I came to the insight, that the Flux/Redux Pattern is "better than" MVVM.
The main point is a better understanding/debugging of the flow of events.
In MVVM we have typically databinding, sometimes bidirectional, sometimes on different threads. At runtime the events in the application are like a gunfight with bullets flying from/to all kinds of directions.
In Flux/Redux, we have in contrast the unidirectional dataflow, which makes it easy to understand/debug the system. This is more like a shooting range. The bullets fly from A to B.
In my day job I switched over from MVVM to Redux and think it "is better". Unfortunately I didn't have time to share some code.

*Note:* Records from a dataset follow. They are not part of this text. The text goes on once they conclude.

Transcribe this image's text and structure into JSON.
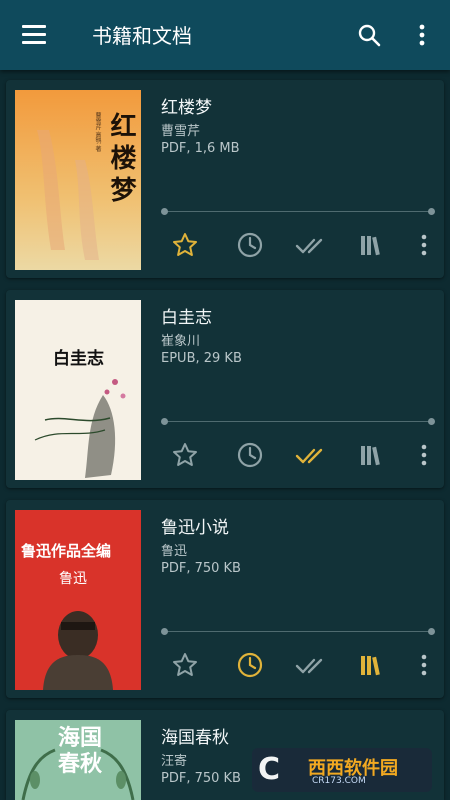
{
  "app_bar": {
    "title": "书籍和文档",
    "menu_icon": "menu-icon",
    "search_icon": "search-icon",
    "more_icon": "more-vert-icon",
    "color": "#0f4a5c"
  },
  "books": [
    {
      "title": "红楼梦",
      "author": "曹雪芹",
      "meta": "PDF, 1,6 MB",
      "cover_text": "红楼梦",
      "cover_small": "曹雪芹 高鹗 著",
      "progress": 0.0,
      "favorite": true,
      "recent": false,
      "read": false,
      "library": false
    },
    {
      "title": "白圭志",
      "author": "崔象川",
      "meta": "EPUB, 29 KB",
      "cover_text": "白圭志",
      "progress": 0.0,
      "favorite": false,
      "recent": false,
      "read": true,
      "library": false
    },
    {
      "title": "鲁迅小说",
      "author": "鲁迅",
      "meta": "PDF, 750 KB",
      "cover_text": "鲁迅作品全编",
      "cover_sub": "鲁迅",
      "progress": 0.0,
      "favorite": false,
      "recent": true,
      "read": false,
      "library": true
    },
    {
      "title": "海国春秋",
      "author": "汪寄",
      "meta": "PDF, 750 KB",
      "cover_text": "海国春秋",
      "progress": 0.0
    }
  ],
  "colors": {
    "active": "#e0b33a",
    "inactive": "#8fa3a7",
    "background": "#0d2a30",
    "card": "#123238"
  },
  "watermark": {
    "logo": "C",
    "text": "西西软件园",
    "url": "CR173.COM"
  }
}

Java_MVVM_with_Swing_and_RxJava_Examples is therefore likely "deprecated"
In my day job I switched over from MVVM to Redux and think it "is better". Unfortunately I didn't have time to share some code.
It will be interesting! I try to choose the right way to write swing gui. Now I found that MVVM is deprecated. Time changes all things :)
Hi Peti, in general I think redux is the better approach compared to mvvm. However, it depends on the plattform and programming language. For Java as programming language and JavaFX as UI-Toolkit I would still use MVVM because in my oppinion Java as a language isn't really suited for functional programming like you do with redux. There are interesting approaches to Redux with Java but I'm not convinced yet.
Do you use Redux with Swing in your day job or with JavaScript/React?
Hi Manuel,
nice hearing from you! :-)
You are absolutely right IMHO that vanilla Java is not ideal to implement Redux for the JVM. The main reason for this is the lack of immutable/persistent datastructures to implemented the "immutable state".
However, with a little bit of "salt" like https://immutables.github.io/ or the usage of "alternative" JVM languages like Groovy with it's @Immutable annotation or even "better" Kotlin, Scala, ... this is easy to overcome.
Combined with a nice reactive programming library like RxJava (targeting Java 6 and Android), Reactor (targeting Java 8), akka-stream, or ... the implementation of Redux for the JVM becomes quite a good fit.
At the moment we use our closed source inhouse Redux port for our Vaadin and Swing based applications.
Best regards, Peti
PS: Meanwhile there are a few opensource redux ports for the JVM out there, but they are all IMHO in a early stage and/or bound to a specific view-technology (e.g. "only for JavaFX")
You are right. I also like Kotlin for this.
I know reduxfx which I find really interesting but lacking some features like FXML support yet. And I've also written a Flux library for JavaFX by myself but this is also only a prove-of-concept.
A production-ready java redux library that is independend of UI toolkits would be nice.